Not Pretty Enough helps present a fully-formed portrait of this most public of personae in an age before our current oversaturated, oversharing society.
Helen Gurley Brown has long been a polarizing figure. Since the publication of her debut, Sex and the Single Girl, she was an outspoken champion of sex for pleasure, remaining controversial to both liberal feminists and conservative middle America alike. Her multifaceted public persona and often contradictory ideologies have made her an alternately fascinating and frustrating figure, one very much the product of her own singular worldview. From backwoods, acne-scarred Southern belle to California working girl enjoying the physical pleasures of frowned-upon (premarital) sex to savior of the flagging Hearst Corporation through the dramatic revitalization of Cosmopolitan, she took on many guises throughout the whole of her fascinating life.
It’s easy to see how Matthew Weiner relied on Helen Gurley Brown’s Sex and the Single Girl in formulating characters like Peggy Olson on the television series “Mad Men.” Reading the biographical arc of HGB in Gerri Hirshey’s thorough (and thoroughly entertaining) Not Pretty Enough, it becomes nearly impossible to separate some of the specific incidents from the fictional counterparts inhabiting Sterling Cooper Draper Pryce. From ill-advised illicit affairs with coworkers to a life-altering, almost paternal working relationship that borders on mutual respect rather than sexual possibilities, the facts mirror an imagined fiction and vice versa. The story of HGB (this is how Hirshey chooses to refer to her throughout much of the narrative) is the story of the objectification, marginalization and professional subjugation of women in the 20th century.
That she eventually turned this notion on its ear through her celebration of unapologetic sexuality and often confounding contradictions made her both an arbiter of sexual politics and the bane of feminists everywhere due to the content she unleashed to help turn Cosmopolitan into not just a successful magazine but a female archetype to which young women would aspire. The idea of the “Cosmo girl”—a young, beautiful professional unabashed in her sexuality—helped add an air of empowerment to what had previously been seen as “loose” or “easy,” turning the tables on the men who had before used these same women for their own means. Unapologetic and very much her own person, HGB eschewed societal expectations in order to pursue the life she felt she deserved.

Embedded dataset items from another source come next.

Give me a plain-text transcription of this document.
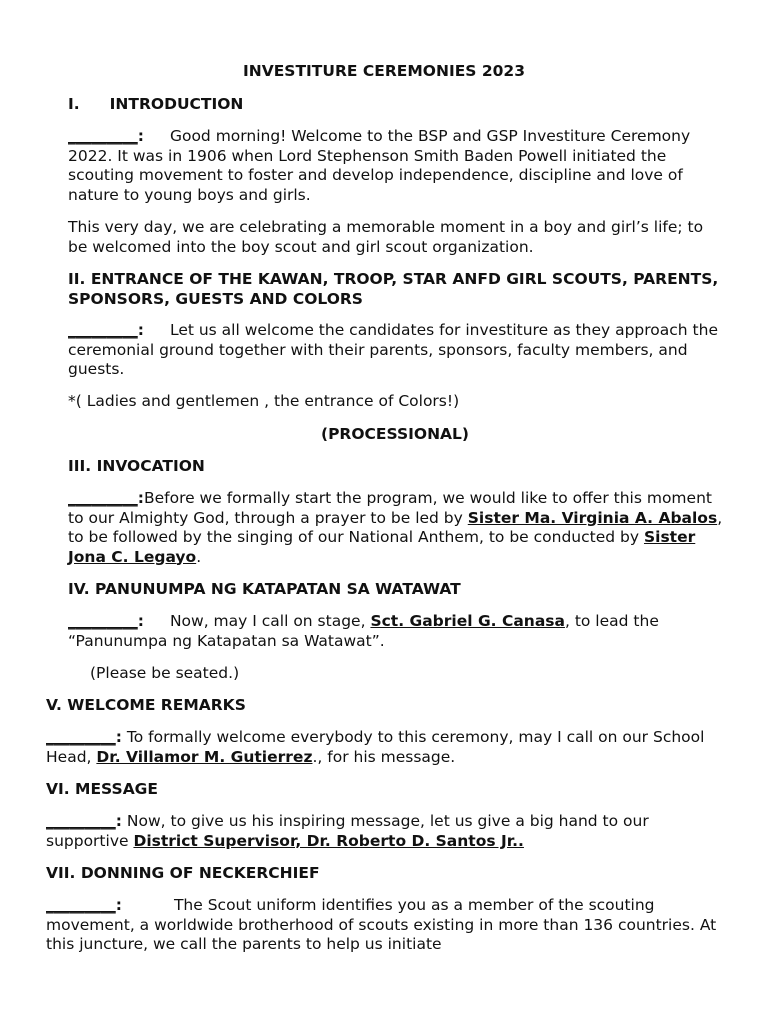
INVESTITURE CEREMONIES 2023
I. INTRODUCTION

_________: Good morning! Welcome to the BSP and GSP Investiture Ceremony 2022. It was in 1906 when Lord Stephenson Smith Baden Powell initiated the scouting movement to foster and develop independence, discipline and love of nature to young boys and girls.

This very day, we are celebrating a memorable moment in a boy and girl’s life; to be welcomed into the boy scout and girl scout organization.

II. ENTRANCE OF THE KAWAN, TROOP, STAR ANFD GIRL SCOUTS, PARENTS, SPONSORS, GUESTS AND COLORS

_________: Let us all welcome the candidates for investiture as they approach the ceremonial ground together with their parents, sponsors, faculty members, and guests.

*( Ladies and gentlemen , the entrance of Colors!)

(PROCESSIONAL)

III. INVOCATION

_________:Before we formally start the program, we would like to offer this moment to our Almighty God, through a prayer to be led by Sister Ma. Virginia A. Abalos, to be followed by the singing of our National Anthem, to be conducted by Sister Jona C. Legayo.

IV. PANUNUMPA NG KATAPATAN SA WATAWAT

_________: Now, may I call on stage, Sct. Gabriel G. Canasa, to lead the “Panunumpa ng Katapatan sa Watawat”.

(Please be seated.)

V. WELCOME REMARKS

_________: To formally welcome everybody to this ceremony, may I call on our School Head, Dr. Villamor M. Gutierrez., for his message.

VI. MESSAGE

_________: Now, to give us his inspiring message, let us give a big hand to our supportive District Supervisor, Dr. Roberto D. Santos Jr..

VII. DONNING OF NECKERCHIEF

_________:	The Scout uniform identifies you as a member of the scouting movement, a worldwide brotherhood of scouts existing in more than 136 countries. At this juncture, we call the parents to help us initiate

Not Pretty Enough helps track the making of HGB, chronologically following her rise from backwoods Arkansas hillbilly to the picture of modern sophistication and sexual confidence. Using letters, written accounts and firsthand interviews with longtime friends of the icon, Hirshey manages a fully-fleshed-out character study of a woman who always saw herself as not quite good enough (hence the title). Heavily contradictory and resolutely human in her fallibility, she proves a fascinating subject and ideal avatar for 20th century social restrictions and concerns from a female-centric point of view. Approaching her subject with both sympathy and open-mouthed chagrin, Hirshey paints an altogether loving portrait of a woman who was alternately loved and despised by everyone whose life she touched.
There’s no easy examination of a public figure so unapologetically human—from her time as a kept woman of a vicious anti-Semite to her own self-deprecatory mocking of her “hillbilly” roots to her much-publicized tips for a “semen facial” and more. Rather than attempt to rationalize or contextualize her actions from a social or chronological standpoint, Hirshey presents HGB as she was, acne scars and all. Despite her myriad flaws and social missteps, she remained true to herself, acting for better or worse as an iconoclast well into her eighties. Not Pretty Enough helps present a fully-formed portrait of this most public of personae in an age before our current oversaturated, oversharing society. A true pioneer and sexual revolutionary, HGB proves as fascinating on the page as she was in life—or perhaps vice versa.